Paranormal Activity 3
Before I really start to lay into the poor bastard, let me say this: if Horror, as a genre, continues to head in the direction set out by the Paranormal Activity series, that will be a good thing. The emphasis on an atmosphere you could cut with a terrified knife, the absence of constant ominous music and the fact that they trust their audience to piss themselves without needing to telegraph and highlight every scare; these are all good things and to be encouraged. That said, when watching thiWATCH OUT SUDDEN LOUD NOISE!!!
So, it’s 1988 and we witness the childhoods of some of the characters from earlier (later?) in the series. Creepy Girls 1 and 2 (Tyler Brown & Csengery) and are living with Mum (Bittner) and Dad (Smith), being kids (one with an imaginary friend who might not be so imaginary), when non-specific creepiness starts to happen. Concerned about the many and inconsistent hauntings being distributed around his new home, the husband, with his assistant Randy, sets cameras up all around the house and oddness happens on film for the rest of the movie. You may notice there was only one character named there, despite half the dialogue being those names screamed in concerned anguish.

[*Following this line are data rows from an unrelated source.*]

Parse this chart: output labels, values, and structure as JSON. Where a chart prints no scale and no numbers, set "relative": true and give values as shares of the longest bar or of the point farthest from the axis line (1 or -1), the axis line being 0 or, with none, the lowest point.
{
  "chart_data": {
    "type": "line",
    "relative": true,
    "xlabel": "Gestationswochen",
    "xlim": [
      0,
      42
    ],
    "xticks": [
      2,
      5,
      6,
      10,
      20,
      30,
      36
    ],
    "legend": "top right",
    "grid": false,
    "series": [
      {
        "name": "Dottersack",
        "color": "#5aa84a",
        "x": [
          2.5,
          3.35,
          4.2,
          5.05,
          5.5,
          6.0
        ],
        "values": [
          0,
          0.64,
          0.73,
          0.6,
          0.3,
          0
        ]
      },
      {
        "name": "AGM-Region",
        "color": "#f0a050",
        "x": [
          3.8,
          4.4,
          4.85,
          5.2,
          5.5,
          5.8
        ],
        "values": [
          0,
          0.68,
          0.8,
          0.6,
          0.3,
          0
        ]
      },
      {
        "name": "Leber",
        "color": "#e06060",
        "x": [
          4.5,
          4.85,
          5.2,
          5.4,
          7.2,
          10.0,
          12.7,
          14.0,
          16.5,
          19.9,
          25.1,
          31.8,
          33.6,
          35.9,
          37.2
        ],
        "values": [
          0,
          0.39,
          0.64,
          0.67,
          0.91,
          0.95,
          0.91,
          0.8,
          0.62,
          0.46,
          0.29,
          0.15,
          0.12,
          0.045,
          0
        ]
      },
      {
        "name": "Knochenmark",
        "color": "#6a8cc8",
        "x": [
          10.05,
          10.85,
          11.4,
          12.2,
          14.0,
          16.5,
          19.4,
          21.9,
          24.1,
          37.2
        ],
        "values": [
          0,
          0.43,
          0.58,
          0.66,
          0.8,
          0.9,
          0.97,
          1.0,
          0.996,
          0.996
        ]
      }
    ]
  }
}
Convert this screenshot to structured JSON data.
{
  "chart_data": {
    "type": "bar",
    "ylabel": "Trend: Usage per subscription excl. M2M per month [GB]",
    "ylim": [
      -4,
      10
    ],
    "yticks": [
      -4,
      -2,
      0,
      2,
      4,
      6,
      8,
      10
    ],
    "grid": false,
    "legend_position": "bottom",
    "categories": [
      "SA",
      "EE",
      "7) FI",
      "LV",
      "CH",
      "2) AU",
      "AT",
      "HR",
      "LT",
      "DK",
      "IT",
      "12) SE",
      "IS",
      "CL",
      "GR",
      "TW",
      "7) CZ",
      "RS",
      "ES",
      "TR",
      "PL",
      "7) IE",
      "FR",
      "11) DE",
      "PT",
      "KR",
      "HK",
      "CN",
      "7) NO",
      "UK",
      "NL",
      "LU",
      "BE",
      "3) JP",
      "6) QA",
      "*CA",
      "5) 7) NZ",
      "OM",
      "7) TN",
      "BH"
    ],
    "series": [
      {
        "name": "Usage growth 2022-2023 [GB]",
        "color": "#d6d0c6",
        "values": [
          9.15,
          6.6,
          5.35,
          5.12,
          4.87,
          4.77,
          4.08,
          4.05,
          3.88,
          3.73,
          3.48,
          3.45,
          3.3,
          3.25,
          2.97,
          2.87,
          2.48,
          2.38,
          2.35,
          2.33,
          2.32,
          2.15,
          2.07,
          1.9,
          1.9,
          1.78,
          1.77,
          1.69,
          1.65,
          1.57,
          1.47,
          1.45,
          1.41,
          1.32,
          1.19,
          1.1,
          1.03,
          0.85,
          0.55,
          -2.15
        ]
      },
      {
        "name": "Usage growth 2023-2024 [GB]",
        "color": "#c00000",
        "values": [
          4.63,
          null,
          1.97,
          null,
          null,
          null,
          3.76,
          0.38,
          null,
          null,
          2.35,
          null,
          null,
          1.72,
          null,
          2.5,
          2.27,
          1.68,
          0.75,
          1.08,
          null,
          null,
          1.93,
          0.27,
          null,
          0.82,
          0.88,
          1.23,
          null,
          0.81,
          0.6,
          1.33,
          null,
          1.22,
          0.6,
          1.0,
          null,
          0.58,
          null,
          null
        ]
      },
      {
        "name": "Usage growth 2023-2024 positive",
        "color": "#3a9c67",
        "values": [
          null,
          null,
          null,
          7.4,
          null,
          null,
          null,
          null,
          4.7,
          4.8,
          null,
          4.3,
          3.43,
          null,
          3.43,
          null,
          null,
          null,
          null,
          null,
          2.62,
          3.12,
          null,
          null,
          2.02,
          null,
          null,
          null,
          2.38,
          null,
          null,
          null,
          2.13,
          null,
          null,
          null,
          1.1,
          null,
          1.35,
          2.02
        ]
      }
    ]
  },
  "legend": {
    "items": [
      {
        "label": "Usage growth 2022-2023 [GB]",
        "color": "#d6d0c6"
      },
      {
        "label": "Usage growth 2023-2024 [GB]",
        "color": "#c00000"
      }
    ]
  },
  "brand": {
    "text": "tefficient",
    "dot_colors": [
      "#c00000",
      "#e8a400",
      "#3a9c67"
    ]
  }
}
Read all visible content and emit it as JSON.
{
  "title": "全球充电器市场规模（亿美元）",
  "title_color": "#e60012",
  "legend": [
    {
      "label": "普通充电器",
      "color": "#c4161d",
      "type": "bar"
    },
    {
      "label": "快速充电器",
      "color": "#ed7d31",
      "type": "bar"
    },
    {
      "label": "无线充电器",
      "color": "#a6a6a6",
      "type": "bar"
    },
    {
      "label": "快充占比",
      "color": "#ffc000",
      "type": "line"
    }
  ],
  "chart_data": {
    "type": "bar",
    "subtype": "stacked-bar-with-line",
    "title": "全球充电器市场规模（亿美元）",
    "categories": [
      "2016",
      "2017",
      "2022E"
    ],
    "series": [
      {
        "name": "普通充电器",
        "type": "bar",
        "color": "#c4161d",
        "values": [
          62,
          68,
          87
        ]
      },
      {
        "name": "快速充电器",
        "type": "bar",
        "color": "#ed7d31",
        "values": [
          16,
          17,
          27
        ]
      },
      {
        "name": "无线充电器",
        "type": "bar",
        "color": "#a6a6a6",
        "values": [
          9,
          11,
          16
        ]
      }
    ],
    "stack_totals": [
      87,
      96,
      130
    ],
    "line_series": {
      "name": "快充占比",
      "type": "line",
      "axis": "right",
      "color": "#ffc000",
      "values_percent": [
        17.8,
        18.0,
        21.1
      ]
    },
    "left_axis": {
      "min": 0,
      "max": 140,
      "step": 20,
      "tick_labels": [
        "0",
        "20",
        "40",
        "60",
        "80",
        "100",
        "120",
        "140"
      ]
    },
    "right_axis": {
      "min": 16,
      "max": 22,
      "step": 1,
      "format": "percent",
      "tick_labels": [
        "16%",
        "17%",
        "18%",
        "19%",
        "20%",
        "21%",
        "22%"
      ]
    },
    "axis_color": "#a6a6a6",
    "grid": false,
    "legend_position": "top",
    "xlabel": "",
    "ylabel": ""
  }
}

Yet at no point were any of the other characters developed enough for them to truly register: I don’t remember the other names and simply don’t care enough about them to look them up.
And that, right there, is the main problem that lurks at the heart of Paranormal Activity 3, aside from the fact that it was witches (oh yeah, spoiler: it’s witches). It’s too lazy to really engage you. Far too often the film is content to rely on the silence-silence-silence-LOUD NOISE formula and, sure, it makes you jump, but leaves you feeling cheated because the film-makers didn’t earn that scare. This happens over and over, while the few genuinely creepy moments have all the terror drained out of them by being played again and again as the characters watch the tapes back. This makes sense, of course, given the conceit of the movie, yet it can’t help but feel like the our erstwhile directors are saying “LOOK! LOOK AT THE GOOD SCARY WE DID!”
It’s hard, though, to feel much fear on Wife’s behalf with her defining characteristic being “is a wife and mother”. She nags, screams and comforts with no hint of consistency: in one scene demanding Husband figure out the creepy stuff, in the next telling him to stop because it helps the plot if he’s unable to check the footage too closely. Why? Because wives nag. And she’s a wife. Her spouse is just as bad, with the film seeming to assume that ‘films himself constantly’ works as a key trait. It might, if he was properly characterised as an obsessive, but too often he’s just shown going about his daily life. The film works best contrasting the scary with the mundane; and because they have no personality, the mundane is all too often confused with the boring.
And, look, Hollywood, we need to talk. We all loved the Twins in The Shining, and it’s hard to deny Ringu caused a lot self-pissing, but please, please, please stop relying on creepy children. It’s boring, it’s lazy, it’s been done to undeath. If there’s one thing that would boost this movie an entire star, it would be if the children had a single adjective to their names beyond ‘unsettling’.
Despite these failings, PA3 is a solid spookfest, with some excellently constructed elements and a climax that stands up as one of the best-paced horror scenes in the last few years. I only beat it because I love it, and I know that if the film really applied itself, it could be one of the most terrifying tales to grace the screen, rather than a hasty franchise-milker.